Intel Buys NetEffect in Bet on InfiniBand Rival

On the heels of reporting a murky outlook ahead for several areas of its business, chip giant Intel is laying out a bit of cash to give itself a better hand in networking.

Intel (NASDAQ: INTC) said it purchased the assets of network connectivity solutions company NetEffect for $8 million, with an eye to further enhance its efforts in the Ethernet networking space.

Intel has been pushing Ethernet to become the dominant interconnect technology for all types of network traffic. It’s also throwing its weight behind Fibre Channel over Ethernet technology in Linux through an open source effort.

The new purchase of NetEffect, which had filed for bankruptcy protection earlier this year, now could enable Intel to promote Ethernet in another arena: high-performance computing, a category that industry watchers expect to continue growing sharply in coming years.

NetEffect’s products incorporate Internet Wide Area RDMA Protocol (iWARP), an Ethernet alternative to InfiniBand — a switched fabric communications link used in high-performance computing — and the company’s products include 1-gigabit and 10-gigabit Ethernet (GbE) adapters for servers and blade configurations. According to NetEffect, its 10 GbE adapters outperform InfiniBand.

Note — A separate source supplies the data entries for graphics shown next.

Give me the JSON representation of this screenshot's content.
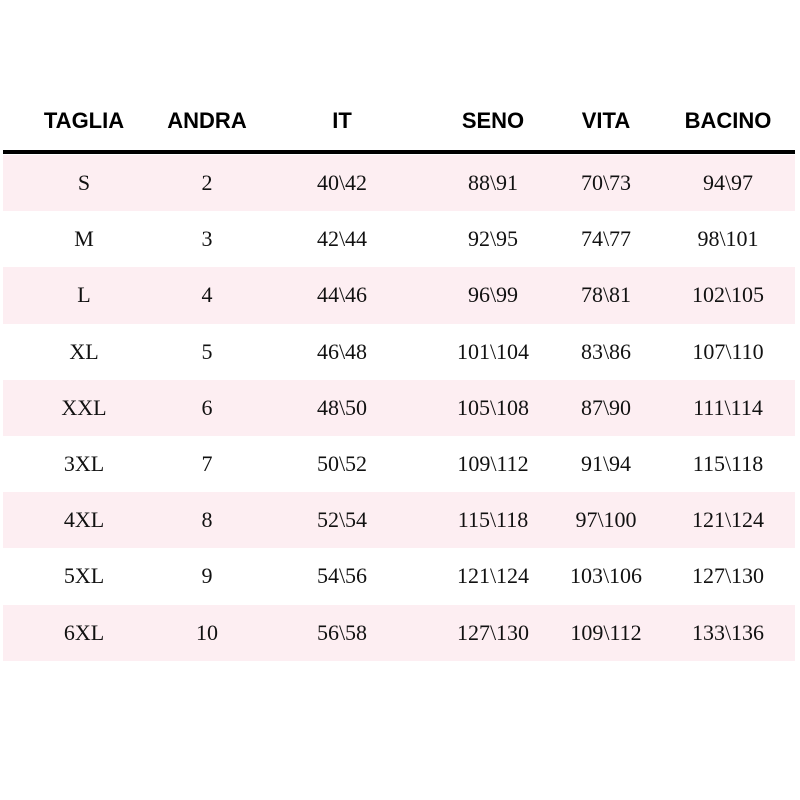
{
  "table": {
    "headers": [
      "TAGLIA",
      "ANDRA",
      "IT",
      "SENO",
      "VITA",
      "BACINO"
    ],
    "rows": [
      [
        "S",
        "2",
        "40\\42",
        "88\\91",
        "70\\73",
        "94\\97"
      ],
      [
        "M",
        "3",
        "42\\44",
        "92\\95",
        "74\\77",
        "98\\101"
      ],
      [
        "L",
        "4",
        "44\\46",
        "96\\99",
        "78\\81",
        "102\\105"
      ],
      [
        "XL",
        "5",
        "46\\48",
        "101\\104",
        "83\\86",
        "107\\110"
      ],
      [
        "XXL",
        "6",
        "48\\50",
        "105\\108",
        "87\\90",
        "111\\114"
      ],
      [
        "3XL",
        "7",
        "50\\52",
        "109\\112",
        "91\\94",
        "115\\118"
      ],
      [
        "4XL",
        "8",
        "52\\54",
        "115\\118",
        "97\\100",
        "121\\124"
      ],
      [
        "5XL",
        "9",
        "54\\56",
        "121\\124",
        "103\\106",
        "127\\130"
      ],
      [
        "6XL",
        "10",
        "56\\58",
        "127\\130",
        "109\\112",
        "133\\136"
      ]
    ],
    "stripe_color": "#fdeef2",
    "rule_color": "#000000"
  }
}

“The combination of Intel and NetEffect technology will allow Intel to address our customers’ most important 10 GbE needs, including server virtualization, convergence of network and storage traffic, and server compute clusters,” said Tom Swinford, general manager of Intel’s LAN Access Division.

“NetEffect’s role as a data communications solution provider and the company’s technology will enhance Intel’s current Ethernet efforts,” he added.

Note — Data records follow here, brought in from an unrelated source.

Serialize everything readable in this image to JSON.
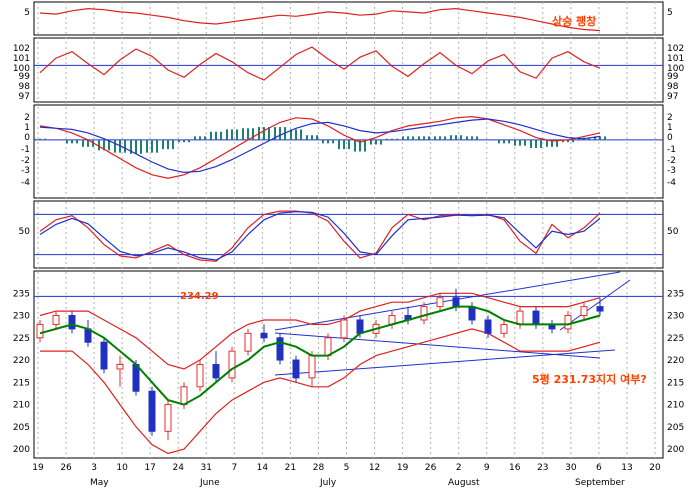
{
  "chart_data": {
    "type": "candlestick",
    "colors": {
      "price_line": "#e02020",
      "signal_line": "#2030d0",
      "ma5": "#008000",
      "histogram": "#208070",
      "up_candle": "#e03030",
      "down_candle": "#2030c0",
      "annotation": "#ff4000",
      "level_line": "#2030d0"
    },
    "x_axis": {
      "day_ticks": [
        "19",
        "26",
        "3",
        "10",
        "17",
        "24",
        "31",
        "7",
        "14",
        "21",
        "28",
        "5",
        "12",
        "19",
        "26",
        "2",
        "9",
        "16",
        "23",
        "30",
        "6",
        "13",
        "20"
      ],
      "month_labels": [
        "May",
        "June",
        "July",
        "August",
        "September"
      ]
    },
    "panels": [
      {
        "name": "top",
        "y_ticks": [
          "5"
        ],
        "annotation": "상승 팽창",
        "series": [
          {
            "color": "red",
            "values": [
              5.0,
              4.9,
              5.2,
              5.4,
              5.3,
              5.1,
              5.0,
              4.8,
              4.6,
              4.3,
              4.1,
              4.0,
              4.2,
              4.4,
              4.6,
              4.8,
              4.7,
              4.9,
              5.1,
              5.0,
              4.8,
              4.9,
              5.2,
              5.1,
              5.0,
              5.3,
              5.4,
              5.2,
              5.0,
              4.8,
              4.6,
              4.3,
              4.0,
              3.7,
              3.5,
              3.4
            ]
          }
        ]
      },
      {
        "name": "oscillator",
        "y_ticks": [
          "102",
          "101",
          "100",
          "99",
          "98",
          "97"
        ],
        "reference_line": 100,
        "series": [
          {
            "color": "red",
            "values": [
              99.2,
              100.8,
              101.5,
              100.2,
              99.0,
              100.6,
              101.8,
              101.0,
              99.5,
              98.7,
              100.1,
              101.3,
              100.4,
              99.2,
              98.4,
              99.8,
              101.2,
              102.0,
              100.7,
              99.6,
              100.9,
              101.6,
              99.9,
              98.8,
              100.2,
              101.4,
              100.0,
              99.1,
              100.5,
              101.2,
              99.3,
              98.6,
              100.8,
              101.5,
              100.4,
              99.7
            ]
          }
        ]
      },
      {
        "name": "macd",
        "y_ticks": [
          "2",
          "1",
          "0",
          "-1",
          "-2",
          "-3",
          "-4"
        ],
        "series": [
          {
            "color": "red",
            "values": [
              1.2,
              1.0,
              0.6,
              0.0,
              -0.8,
              -1.6,
              -2.4,
              -3.0,
              -3.3,
              -3.0,
              -2.4,
              -1.6,
              -0.8,
              0.0,
              0.8,
              1.5,
              1.9,
              1.8,
              1.2,
              0.4,
              -0.2,
              0.2,
              0.8,
              1.2,
              1.4,
              1.6,
              1.9,
              2.0,
              1.8,
              1.3,
              0.8,
              0.2,
              -0.1,
              0.0,
              0.3,
              0.6
            ]
          },
          {
            "color": "blue",
            "values": [
              1.1,
              1.0,
              0.9,
              0.6,
              0.1,
              -0.5,
              -1.2,
              -1.9,
              -2.5,
              -2.8,
              -2.7,
              -2.3,
              -1.7,
              -1.0,
              -0.3,
              0.4,
              1.0,
              1.4,
              1.5,
              1.2,
              0.8,
              0.6,
              0.7,
              0.9,
              1.1,
              1.3,
              1.5,
              1.7,
              1.8,
              1.6,
              1.3,
              0.9,
              0.5,
              0.2,
              0.1,
              0.3
            ]
          }
        ],
        "histogram": [
          0.1,
          0.0,
          -0.3,
          -0.6,
          -0.9,
          -1.1,
          -1.2,
          -1.1,
          -0.8,
          -0.2,
          0.3,
          0.7,
          0.9,
          1.0,
          1.1,
          1.1,
          0.9,
          0.4,
          -0.3,
          -0.8,
          -1.0,
          -0.4,
          0.1,
          0.3,
          0.3,
          0.3,
          0.4,
          0.3,
          0.0,
          -0.3,
          -0.5,
          -0.7,
          -0.6,
          -0.2,
          0.2,
          0.3
        ]
      },
      {
        "name": "stochastic",
        "y_ticks": [
          "50"
        ],
        "upper_band": 80,
        "lower_band": 20,
        "series": [
          {
            "color": "red",
            "values": [
              55,
              72,
              78,
              60,
              35,
              18,
              15,
              25,
              35,
              20,
              12,
              10,
              30,
              60,
              80,
              85,
              85,
              82,
              70,
              40,
              15,
              22,
              60,
              80,
              72,
              78,
              80,
              78,
              80,
              72,
              40,
              22,
              65,
              45,
              60,
              82
            ]
          },
          {
            "color": "blue",
            "values": [
              50,
              65,
              74,
              66,
              45,
              25,
              18,
              22,
              30,
              24,
              15,
              12,
              24,
              50,
              72,
              82,
              84,
              83,
              76,
              52,
              24,
              20,
              48,
              72,
              74,
              76,
              79,
              78,
              79,
              75,
              52,
              30,
              55,
              50,
              55,
              74
            ]
          }
        ]
      },
      {
        "name": "price",
        "y_ticks": [
          "235",
          "230",
          "225",
          "220",
          "215",
          "210",
          "205",
          "200"
        ],
        "y_range": [
          198,
          240
        ],
        "resistance_line": 234.29,
        "resistance_label": "234.29",
        "annotation": "5평 231.73지지 여부?",
        "candles": [
          {
            "o": 225,
            "h": 229,
            "l": 224,
            "c": 228
          },
          {
            "o": 228,
            "h": 231,
            "l": 227,
            "c": 230
          },
          {
            "o": 230,
            "h": 231,
            "l": 226,
            "c": 227
          },
          {
            "o": 227,
            "h": 229,
            "l": 223,
            "c": 224
          },
          {
            "o": 224,
            "h": 225,
            "l": 217,
            "c": 218
          },
          {
            "o": 218,
            "h": 221,
            "l": 214,
            "c": 219
          },
          {
            "o": 219,
            "h": 220,
            "l": 212,
            "c": 213
          },
          {
            "o": 213,
            "h": 214,
            "l": 203,
            "c": 204
          },
          {
            "o": 204,
            "h": 211,
            "l": 202,
            "c": 210
          },
          {
            "o": 210,
            "h": 215,
            "l": 209,
            "c": 214
          },
          {
            "o": 214,
            "h": 220,
            "l": 213,
            "c": 219
          },
          {
            "o": 219,
            "h": 222,
            "l": 215,
            "c": 216
          },
          {
            "o": 216,
            "h": 223,
            "l": 215,
            "c": 222
          },
          {
            "o": 222,
            "h": 227,
            "l": 221,
            "c": 226
          },
          {
            "o": 226,
            "h": 228,
            "l": 224,
            "c": 225
          },
          {
            "o": 225,
            "h": 226,
            "l": 219,
            "c": 220
          },
          {
            "o": 220,
            "h": 221,
            "l": 215,
            "c": 216
          },
          {
            "o": 216,
            "h": 222,
            "l": 214,
            "c": 221
          },
          {
            "o": 221,
            "h": 226,
            "l": 220,
            "c": 225
          },
          {
            "o": 225,
            "h": 230,
            "l": 224,
            "c": 229
          },
          {
            "o": 229,
            "h": 230,
            "l": 225,
            "c": 226
          },
          {
            "o": 226,
            "h": 229,
            "l": 225,
            "c": 228
          },
          {
            "o": 228,
            "h": 231,
            "l": 227,
            "c": 230
          },
          {
            "o": 230,
            "h": 232,
            "l": 228,
            "c": 229
          },
          {
            "o": 229,
            "h": 233,
            "l": 228,
            "c": 232
          },
          {
            "o": 232,
            "h": 235,
            "l": 231,
            "c": 234
          },
          {
            "o": 234,
            "h": 236,
            "l": 231,
            "c": 232
          },
          {
            "o": 232,
            "h": 233,
            "l": 228,
            "c": 229
          },
          {
            "o": 229,
            "h": 230,
            "l": 225,
            "c": 226
          },
          {
            "o": 226,
            "h": 229,
            "l": 225,
            "c": 228
          },
          {
            "o": 228,
            "h": 232,
            "l": 227,
            "c": 231
          },
          {
            "o": 231,
            "h": 232,
            "l": 227,
            "c": 228
          },
          {
            "o": 228,
            "h": 229,
            "l": 226,
            "c": 227
          },
          {
            "o": 227,
            "h": 231,
            "l": 226,
            "c": 230
          },
          {
            "o": 230,
            "h": 233,
            "l": 229,
            "c": 232
          },
          {
            "o": 232,
            "h": 234,
            "l": 230,
            "c": 231
          }
        ],
        "ma5": [
          226,
          227,
          228,
          227,
          225,
          222,
          219,
          215,
          211,
          210,
          212,
          215,
          218,
          220,
          223,
          224,
          223,
          221,
          221,
          223,
          226,
          227,
          228,
          229,
          230,
          231,
          232,
          232,
          231,
          229,
          228,
          228,
          228,
          228,
          229,
          230
        ],
        "bollinger_upper": [
          230,
          231,
          231,
          231,
          229,
          227,
          225,
          222,
          219,
          218,
          220,
          223,
          226,
          228,
          229,
          229,
          229,
          228,
          228,
          229,
          231,
          232,
          233,
          233,
          234,
          235,
          235,
          235,
          234,
          233,
          232,
          232,
          232,
          232,
          233,
          234
        ],
        "bollinger_lower": [
          222,
          222,
          222,
          219,
          215,
          210,
          205,
          201,
          199,
          200,
          204,
          208,
          211,
          213,
          215,
          216,
          215,
          214,
          214,
          216,
          219,
          221,
          222,
          223,
          224,
          225,
          226,
          227,
          226,
          224,
          222,
          222,
          222,
          222,
          223,
          224
        ]
      }
    ]
  }
}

Intel’s existing 10 GbE server adapters are designed for servers based on multi-core processors and optimized for virtualization, and NetEffect’s network interface cards will complement these, Intel said.

To date, InfiniBand has been seen as the major beneficiary of expected growth in high-end computing.

Industry researcher IDC has predicted that the need for increased bandwidth and capacity — particularly in high-performance computing and scaled-out database environments — will drive adoption of InfiniBand technology through 2011.

Oracle’s recently unveiled HP Oracle Exadata Programmable Storage Server, for example, uses two InfiniBand pipes.